Le bureau du vérificateur général a publié le vendredi 26 juillet son rapport sur la gestion de la Société Énergie du Mali (EDM S.A) pour les exercices 2020, 2021, 2022 et 2023. Cette vérification avait pour objectif d’assurer la régularité et la sincérité des opérations de dépenses et de recettes, ainsi que de la trésorerie d’EDM S.A. Les travaux de vérification ont porté sur les opérations de produits et de charges, le recouvrement des créances, la passation des marchés, ainsi que la gouvernance et la gestion du personnel.
Constatations et Irrégularités
Les constatations issues de cette vérification révèlent des irrégularités administratives et financières significatives, avec un montant total s’élevant à plus de 92 milliards 149 millions de Fcfa. Selon le rapport, le ministre de l’Énergie et le président de la Commission de Régulation de l’Électricité et de l’Eau (CREE) ont régulièrement augmenté le prix de l’énergie achetée par EDM S.A à la société Albatros, avec l’autorisation du président de la CREE.

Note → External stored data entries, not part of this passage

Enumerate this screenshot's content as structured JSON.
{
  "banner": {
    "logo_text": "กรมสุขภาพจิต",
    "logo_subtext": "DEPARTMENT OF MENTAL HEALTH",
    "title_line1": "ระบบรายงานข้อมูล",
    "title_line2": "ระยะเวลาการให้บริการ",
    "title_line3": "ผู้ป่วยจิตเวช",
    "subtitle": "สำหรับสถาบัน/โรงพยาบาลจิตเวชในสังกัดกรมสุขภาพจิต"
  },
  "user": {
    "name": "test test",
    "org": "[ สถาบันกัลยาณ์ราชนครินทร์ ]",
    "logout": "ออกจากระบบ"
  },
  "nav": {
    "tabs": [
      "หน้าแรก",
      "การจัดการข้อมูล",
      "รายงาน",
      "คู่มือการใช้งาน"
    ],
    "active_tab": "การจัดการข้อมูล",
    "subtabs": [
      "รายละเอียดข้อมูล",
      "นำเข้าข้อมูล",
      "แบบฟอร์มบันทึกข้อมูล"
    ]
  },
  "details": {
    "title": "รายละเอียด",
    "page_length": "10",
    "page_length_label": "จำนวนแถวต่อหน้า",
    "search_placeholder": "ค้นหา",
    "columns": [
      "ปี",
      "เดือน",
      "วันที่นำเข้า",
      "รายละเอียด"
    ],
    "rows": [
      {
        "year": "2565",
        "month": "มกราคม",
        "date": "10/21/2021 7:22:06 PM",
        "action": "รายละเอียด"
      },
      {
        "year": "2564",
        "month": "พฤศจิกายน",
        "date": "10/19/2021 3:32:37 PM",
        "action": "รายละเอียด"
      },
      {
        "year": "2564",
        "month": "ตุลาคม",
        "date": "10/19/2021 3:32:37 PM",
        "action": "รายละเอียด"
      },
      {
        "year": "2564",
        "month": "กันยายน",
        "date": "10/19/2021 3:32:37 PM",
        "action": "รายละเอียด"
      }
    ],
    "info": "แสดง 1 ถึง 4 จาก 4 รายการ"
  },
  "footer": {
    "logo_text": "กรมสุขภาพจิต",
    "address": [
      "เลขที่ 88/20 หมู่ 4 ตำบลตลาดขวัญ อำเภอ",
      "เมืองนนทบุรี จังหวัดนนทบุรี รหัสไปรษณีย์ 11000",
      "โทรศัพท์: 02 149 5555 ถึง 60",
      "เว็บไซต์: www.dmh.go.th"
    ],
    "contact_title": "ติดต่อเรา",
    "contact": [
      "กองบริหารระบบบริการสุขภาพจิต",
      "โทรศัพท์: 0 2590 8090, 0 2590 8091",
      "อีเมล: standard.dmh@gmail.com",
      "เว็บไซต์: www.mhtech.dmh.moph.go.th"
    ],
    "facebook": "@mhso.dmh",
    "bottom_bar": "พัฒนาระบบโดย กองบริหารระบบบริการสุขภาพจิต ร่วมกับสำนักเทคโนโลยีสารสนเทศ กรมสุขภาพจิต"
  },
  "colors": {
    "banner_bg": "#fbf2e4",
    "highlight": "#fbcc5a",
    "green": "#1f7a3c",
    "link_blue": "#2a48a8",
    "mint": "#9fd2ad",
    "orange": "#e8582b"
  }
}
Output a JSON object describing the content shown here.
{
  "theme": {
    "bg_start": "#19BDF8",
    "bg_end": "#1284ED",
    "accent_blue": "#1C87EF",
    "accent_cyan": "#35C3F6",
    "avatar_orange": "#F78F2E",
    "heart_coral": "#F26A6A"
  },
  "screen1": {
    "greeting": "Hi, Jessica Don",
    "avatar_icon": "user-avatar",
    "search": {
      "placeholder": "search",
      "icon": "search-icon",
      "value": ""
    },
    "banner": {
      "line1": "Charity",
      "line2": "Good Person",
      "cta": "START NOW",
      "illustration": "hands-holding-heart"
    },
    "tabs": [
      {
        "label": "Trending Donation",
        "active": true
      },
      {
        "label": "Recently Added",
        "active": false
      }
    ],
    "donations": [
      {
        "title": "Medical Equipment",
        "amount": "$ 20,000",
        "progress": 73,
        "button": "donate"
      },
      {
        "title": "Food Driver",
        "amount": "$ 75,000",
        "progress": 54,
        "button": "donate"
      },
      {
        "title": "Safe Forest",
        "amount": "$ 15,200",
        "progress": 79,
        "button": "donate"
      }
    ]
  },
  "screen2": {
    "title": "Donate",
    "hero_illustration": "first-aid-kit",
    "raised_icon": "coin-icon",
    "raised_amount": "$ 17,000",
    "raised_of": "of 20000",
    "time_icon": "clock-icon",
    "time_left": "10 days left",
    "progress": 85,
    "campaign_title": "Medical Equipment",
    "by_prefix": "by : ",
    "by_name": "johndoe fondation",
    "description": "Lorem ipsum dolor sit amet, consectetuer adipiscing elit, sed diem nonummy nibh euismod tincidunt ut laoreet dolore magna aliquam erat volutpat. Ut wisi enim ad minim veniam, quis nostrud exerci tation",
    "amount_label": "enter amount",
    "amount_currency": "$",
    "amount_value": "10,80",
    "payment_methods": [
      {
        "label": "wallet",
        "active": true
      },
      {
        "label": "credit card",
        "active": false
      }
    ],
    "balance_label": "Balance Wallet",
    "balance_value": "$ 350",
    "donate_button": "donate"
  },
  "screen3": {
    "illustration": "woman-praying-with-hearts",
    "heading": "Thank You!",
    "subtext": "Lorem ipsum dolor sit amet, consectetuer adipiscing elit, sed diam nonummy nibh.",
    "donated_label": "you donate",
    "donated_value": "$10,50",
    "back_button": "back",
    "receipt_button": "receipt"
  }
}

Examen des Conventions et Facturations
L’équipe de vérification a examiné la convention de concession, ses avenants, les contrats d’achat, les factures et les situations de facturation d’Albatros pour s’assurer de la conformité des facturations et des paiements. Il a été constaté que le prix de l’énergie achetée a été régulièrement augmenté de 20,3 Fcfa par Kwh à 24,45 Fcfa par Kwh, suite à la signature de l’avenant n°2 à la convention de concession de la société Albatros pour la construction et l’exploitation de la centrale thermique, signé le 26 février 2015.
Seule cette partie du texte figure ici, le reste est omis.